Gucy1a1 encodes one subunit of the soluble guanylyl cyclase (sGC) protein, a heterodimer formed with GUCY1B1. sGC is an effector enzyme of nitric oxide (NO), influencing vasoreactivity and platelet function, and is involved in pathways related to thrombotic processes, blood pressure regulation, and potentially tumor-associated processes [1,2,3]. Genetic models, like zebrafish models, can be used to study its functions [3].
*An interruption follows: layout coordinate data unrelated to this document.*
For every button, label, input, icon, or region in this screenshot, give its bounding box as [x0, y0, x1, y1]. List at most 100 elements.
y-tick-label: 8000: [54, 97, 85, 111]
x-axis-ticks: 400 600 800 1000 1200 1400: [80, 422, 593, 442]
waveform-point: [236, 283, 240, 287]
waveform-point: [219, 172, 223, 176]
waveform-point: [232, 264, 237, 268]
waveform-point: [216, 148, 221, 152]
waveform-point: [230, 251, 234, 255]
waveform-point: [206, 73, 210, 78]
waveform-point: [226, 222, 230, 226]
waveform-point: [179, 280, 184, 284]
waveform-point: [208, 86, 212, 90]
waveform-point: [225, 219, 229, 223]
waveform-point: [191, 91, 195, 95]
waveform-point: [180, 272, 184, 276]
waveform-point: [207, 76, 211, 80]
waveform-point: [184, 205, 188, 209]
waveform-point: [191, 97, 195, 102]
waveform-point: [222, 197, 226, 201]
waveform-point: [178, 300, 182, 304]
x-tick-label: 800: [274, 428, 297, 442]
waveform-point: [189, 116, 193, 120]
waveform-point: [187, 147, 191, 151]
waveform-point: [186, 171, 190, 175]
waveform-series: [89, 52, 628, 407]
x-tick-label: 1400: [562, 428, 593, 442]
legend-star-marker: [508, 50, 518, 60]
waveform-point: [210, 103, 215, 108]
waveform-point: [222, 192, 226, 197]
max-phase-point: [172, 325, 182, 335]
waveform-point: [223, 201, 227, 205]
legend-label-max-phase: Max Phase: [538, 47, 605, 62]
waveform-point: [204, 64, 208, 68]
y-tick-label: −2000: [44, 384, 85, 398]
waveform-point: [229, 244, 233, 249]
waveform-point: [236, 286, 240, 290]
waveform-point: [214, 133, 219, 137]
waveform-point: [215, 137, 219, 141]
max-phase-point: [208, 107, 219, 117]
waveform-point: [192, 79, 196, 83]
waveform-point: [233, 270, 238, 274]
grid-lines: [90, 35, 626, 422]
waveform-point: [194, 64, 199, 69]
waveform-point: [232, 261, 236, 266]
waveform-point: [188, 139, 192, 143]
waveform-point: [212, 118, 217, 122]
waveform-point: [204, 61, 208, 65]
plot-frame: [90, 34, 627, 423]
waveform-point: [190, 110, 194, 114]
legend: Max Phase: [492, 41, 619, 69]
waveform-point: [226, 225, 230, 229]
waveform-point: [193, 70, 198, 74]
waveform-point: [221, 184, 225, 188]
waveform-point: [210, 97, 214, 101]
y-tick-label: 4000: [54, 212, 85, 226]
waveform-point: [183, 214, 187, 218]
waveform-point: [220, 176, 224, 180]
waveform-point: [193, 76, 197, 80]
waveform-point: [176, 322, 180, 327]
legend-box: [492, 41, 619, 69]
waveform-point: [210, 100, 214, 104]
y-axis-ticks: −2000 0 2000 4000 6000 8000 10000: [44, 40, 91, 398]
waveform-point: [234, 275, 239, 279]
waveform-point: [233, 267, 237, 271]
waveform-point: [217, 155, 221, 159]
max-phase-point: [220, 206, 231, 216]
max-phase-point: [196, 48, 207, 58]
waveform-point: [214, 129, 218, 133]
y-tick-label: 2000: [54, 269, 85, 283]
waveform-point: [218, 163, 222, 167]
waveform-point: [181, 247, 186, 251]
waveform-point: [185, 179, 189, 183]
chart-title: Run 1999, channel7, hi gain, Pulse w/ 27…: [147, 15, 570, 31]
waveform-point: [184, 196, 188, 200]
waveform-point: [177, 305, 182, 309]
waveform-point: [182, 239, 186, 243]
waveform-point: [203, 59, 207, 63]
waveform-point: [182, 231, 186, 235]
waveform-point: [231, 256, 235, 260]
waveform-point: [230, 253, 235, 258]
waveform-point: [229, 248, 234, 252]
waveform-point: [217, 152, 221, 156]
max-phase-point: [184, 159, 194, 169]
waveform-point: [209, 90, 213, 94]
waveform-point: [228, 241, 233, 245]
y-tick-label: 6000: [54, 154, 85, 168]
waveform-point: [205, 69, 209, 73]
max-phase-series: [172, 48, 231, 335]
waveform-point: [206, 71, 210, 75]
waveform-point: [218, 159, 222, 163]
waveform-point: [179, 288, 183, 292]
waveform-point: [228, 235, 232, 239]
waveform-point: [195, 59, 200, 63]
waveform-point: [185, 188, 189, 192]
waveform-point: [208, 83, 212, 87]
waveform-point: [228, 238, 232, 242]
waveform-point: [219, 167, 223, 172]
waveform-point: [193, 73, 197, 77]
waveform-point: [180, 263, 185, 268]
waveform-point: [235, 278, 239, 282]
In a zebrafish gucy1a1 mutant line generated by CRISPR-Cas9, a 4-bp deletion frameshift mutation led to reduced gucy1a1 expression. Blood flow parameters showed a significant increase in blood flow and linear velocity, especially in homozygotes. Co-morpholino downregulation of gucy1a1 and gucy1b1 also increased blood flow and linear velocity. The pharmacological sGC stimulator BAY41-2272 rescued impaired cGMP production in gucy1a1 ± mutant larvae [3]. In Ldlr -/- mice, functional loss of sGC in platelets contributed to atherosclerotic plaque formation, via increased in vivo leukocyte adhesion to atherosclerotic lesions. Supernatant from activated platelets lacking sGC promoted leukocyte adhesion to endothelial cells, and reduced platelet angiopoietin-1 release by sGC-depleted platelets enhanced leukocyte adhesion to ECs. Pharmacological sGC stimulation reduced leukocyte recruitment and atherosclerotic plaque formation [2].

In conclusion, Gucy1a1 is crucial for sGC-related functions in regulating blood flow and preventing atherosclerotic plaque formation. The use of gene-modified zebrafish and mouse models has provided valuable insights into the role of Gucy1a1 in these processes, which are relevant to cardiovascular disease research.